Keir Starmer is out jogging and accidentally slips into the river. Three lads see the accident, jump in and drag out the scared and soaking Starmer. He says, “Lads, you saved my life. You deserve a reward. Name it and I’ll give you it.” The first lad says, “I’d like a holiday to Disneyland.” “Certainly,” says Starmer. The second lad says, “I’d like a new TV and Xbox.” “No problem,” says Starmer. The third lad says, “I’d like a wheelchair with built in wi-fi and stereo sound system.” “But you’re not handicapped,” says Starmer. The lad replies, “I will be when my father finds out that I pulled you out of the river.”

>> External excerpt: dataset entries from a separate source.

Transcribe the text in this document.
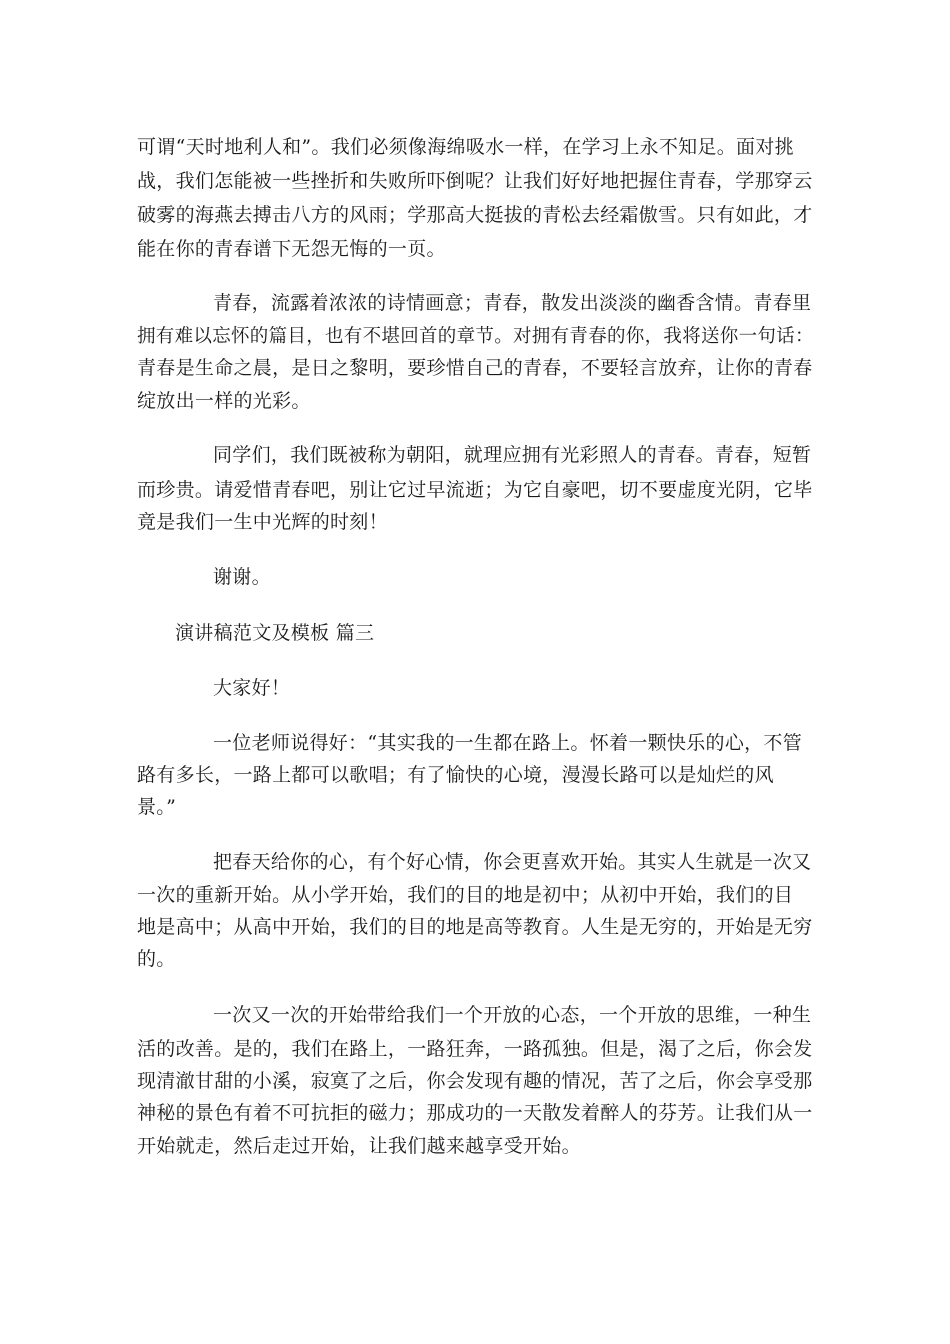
可谓“天时地利人和”。我们必须像海绵吸水一样，在学习上永不知足。面对挑
战，我们怎能被一些挫折和失败所吓倒呢？让我们好好地把握住青春，学那穿云
破雾的海燕去搏击八方的风雨；学那高大挺拔的青松去经霜傲雪。只有如此，才
能在你的青春谱下无怨无悔的一页。
青春，流露着浓浓的诗情画意；青春，散发出淡淡的幽香含情。青春里
拥有难以忘怀的篇目，也有不堪回首的章节。对拥有青春的你，我将送你一句话：
青春是生命之晨，是日之黎明，要珍惜自己的青春，不要轻言放弃，让你的青春
绽放出一样的光彩。
同学们，我们既被称为朝阳，就理应拥有光彩照人的青春。青春，短暂
而珍贵。请爱惜青春吧，别让它过早流逝；为它自豪吧，切不要虚度光阴，它毕
竟是我们一生中光辉的时刻！
谢谢。
演讲稿范文及模板 篇三
大家好！
一位老师说得好：“其实我的一生都在路上。怀着一颗快乐的心，不管
路有多长，一路上都可以歌唱；有了愉快的心境，漫漫长路可以是灿烂的风
景。”
把春天给你的心，有个好心情，你会更喜欢开始。其实人生就是一次又
一次的重新开始。从小学开始，我们的目的地是初中；从初中开始，我们的目
地是高中；从高中开始，我们的目的地是高等教育。人生是无穷的，开始是无穷
的。
一次又一次的开始带给我们一个开放的心态，一个开放的思维，一种生
活的改善。是的，我们在路上，一路狂奔，一路孤独。但是，渴了之后，你会发
现清澈甘甜的小溪，寂寞了之后，你会发现有趣的情况，苦了之后，你会享受那
神秘的景色有着不可抗拒的磁力；那成功的一天散发着醉人的芬芳。让我们从一
开始就走，然后走过开始，让我们越来越享受开始。
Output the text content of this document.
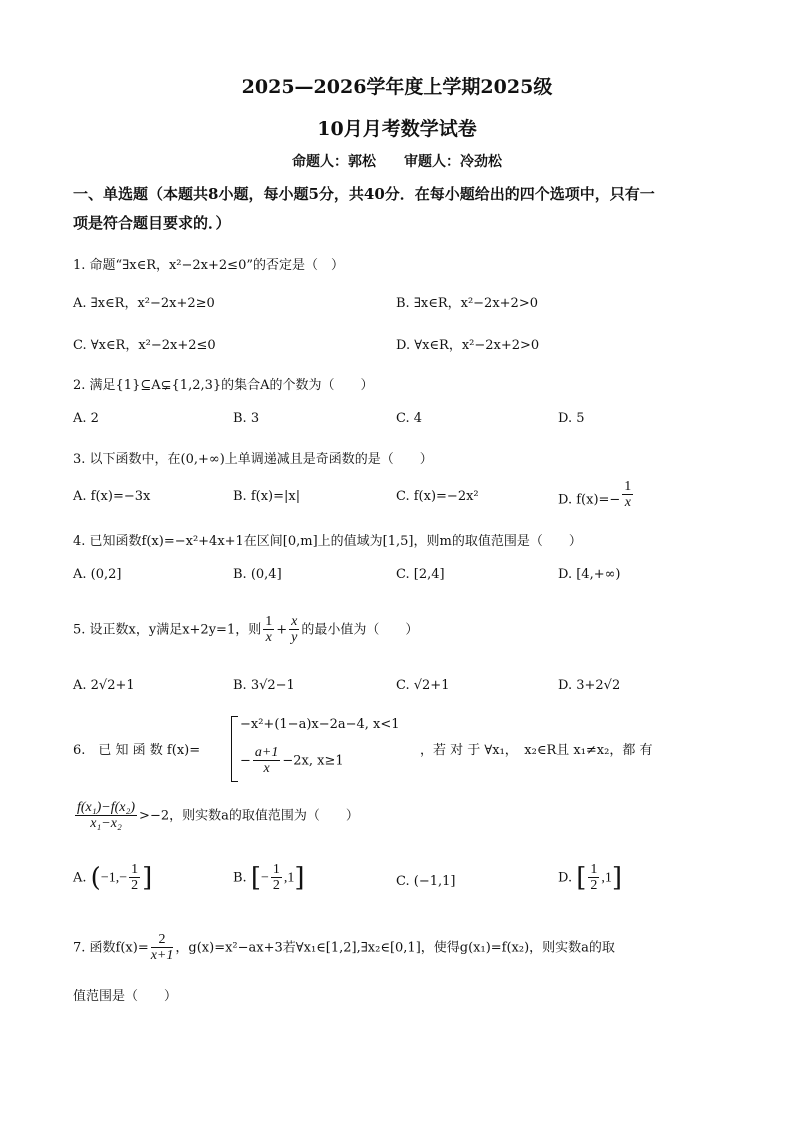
2025—2026学年度上学期2025级
10月月考数学试卷
命题人：郭松　　审题人：冷劲松
一、单选题（本题共8小题，每小题5分，共40分．在每小题给出的四个选项中，只有一
项是符合题目要求的．）
1. 命题“∃x∈R，x²−2x+2≤0”的否定是（　）
A. ∃x∈R，x²−2x+2≥0	B. ∃x∈R，x²−2x+2>0
C. ∀x∈R，x²−2x+2≤0	D. ∀x∈R，x²−2x+2>0
2. 满足{1}⊆A⊊{1,2,3}的集合A的个数为（　　）
A. 2	B. 3	C. 4	D. 5
3. 以下函数中，在(0,+∞)上单调递减且是奇函数的是（　　）
A. f(x)=−3x	B. f(x)=|x|	C. f(x)=−2x²	D. $f(x)=- \frac{1}{x}$
4. 已知函数f(x)=−x²+4x+1在区间[0,m]上的值域为[1,5]，则m的取值范围是（　　）
A. (0,2]	B. (0,4]	C. [2,4]	D. [4,+∞)
5. 设正数x，y满足x+2y=1，则 $\frac{1}{x} + \frac{x}{y}$ 的最小值为（　　）
A. 2√2+1	B. 3√2−1	C. √2+1	D. 3+2√2
6.　已 知 函 数 f(x)=
−x²+(1−a)x−2a−4, x<1
− $\frac{a+1}{x} -2x$, x≥1
，若 对 于 ∀x₁，　x₂∈R且 x₁≠x₂，都 有
$\frac{\text{f(x₁)−f(x₂)}}{\text{x₁−x₂}} >-2$，则实数a的取值范围为（　　）
A. ($-1,- \frac{1}{2}$ ]	B. [− $\frac{1}{2} ,1$]	C. (−1,1]	D. [ $\frac{1}{2} ,1$]
7. 函数$f(x)= \frac{2}{x+1}$ ，g(x)=x²−ax+3若∀x₁∈[1,2],∃x₂∈[0,1]，使得g(x₁)=f(x₂)，则实数a的取
值范围是（　　）
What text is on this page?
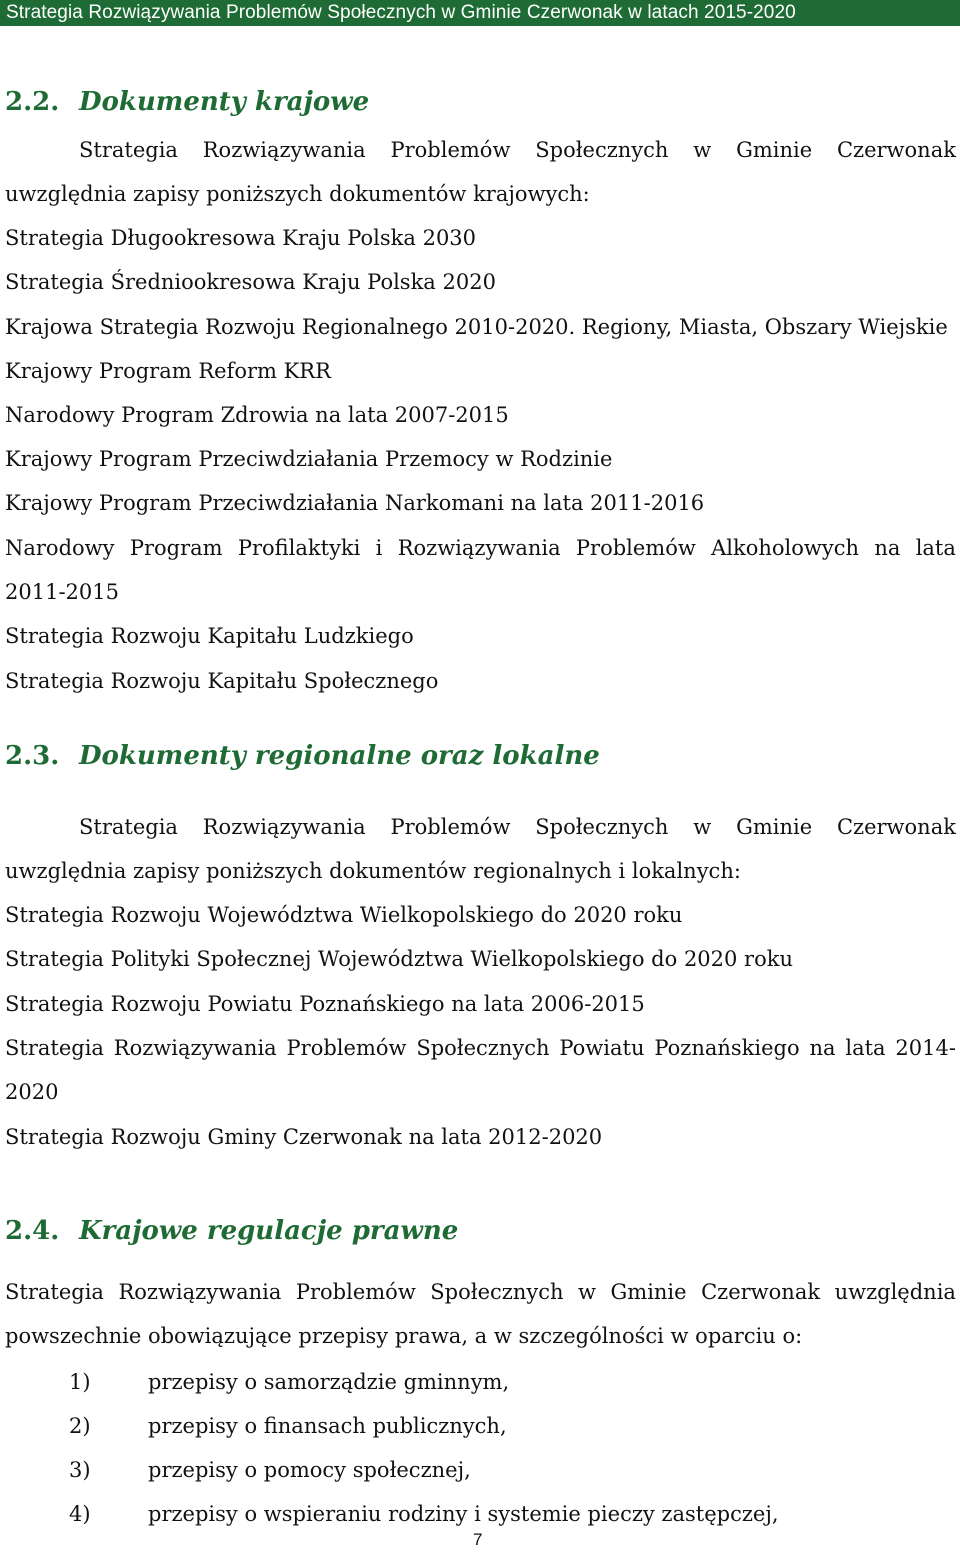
Strategia Rozwiązywania Problemów Społecznych w Gminie Czerwonak w latach 2015-2020
2.2. Dokumenty krajowe
Strategia Rozwiązywania Problemów Społecznych w Gminie Czerwonak
uwzględnia zapisy poniższych dokumentów krajowych:
Strategia Długookresowa Kraju Polska 2030
Strategia Średniookresowa Kraju Polska 2020
Krajowa Strategia Rozwoju Regionalnego 2010-2020. Regiony, Miasta, Obszary Wiejskie
Krajowy Program Reform KRR
Narodowy Program Zdrowia na lata 2007-2015
Krajowy Program Przeciwdziałania Przemocy w Rodzinie
Krajowy Program Przeciwdziałania Narkomani na lata 2011-2016
Narodowy Program Profilaktyki i Rozwiązywania Problemów Alkoholowych na lata
2011-2015
Strategia Rozwoju Kapitału Ludzkiego
Strategia Rozwoju Kapitału Społecznego
2.3. Dokumenty regionalne oraz lokalne
Strategia Rozwiązywania Problemów Społecznych w Gminie Czerwonak
uwzględnia zapisy poniższych dokumentów regionalnych i lokalnych:
Strategia Rozwoju Województwa Wielkopolskiego do 2020 roku
Strategia Polityki Społecznej Województwa Wielkopolskiego do 2020 roku
Strategia Rozwoju Powiatu Poznańskiego na lata 2006-2015
Strategia Rozwiązywania Problemów Społecznych Powiatu Poznańskiego na lata 2014-
2020
Strategia Rozwoju Gminy Czerwonak na lata 2012-2020
2.4. Krajowe regulacje prawne
Strategia Rozwiązywania Problemów Społecznych w Gminie Czerwonak uwzględnia
powszechnie obowiązujące przepisy prawa, a w szczególności w oparciu o:
1)	przepisy o samorządzie gminnym,
2)	przepisy o finansach publicznych,
3)	przepisy o pomocy społecznej,
4)	przepisy o wspieraniu rodziny i systemie pieczy zastępczej,
7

He pops in now and again to confirm he's just a thick boring sod that has never got over having his arse handed to him over ten years ago. He daren't engage in the actual topics for fear it happens again. He's best just ignored.
Anyone only watching on mainstream media would have missed the fact that Harris has avoided unscripted events and questions, because her handlers know that she's hopeless when left to voice her own thoughts. That's why she's run away from two of the three debates with Trump, choosing only the one hosted by an openly anti_Trump network. They're delaying her manifesto for as long as possible.
What a glorious nation Great Britain truly is. Extremely precipitous but glorious nonetheless. God Bless this green and pleasant land.
That sounds a bit steep. If they were both scaled to the same size, the earth would be smoother than a snooker ball.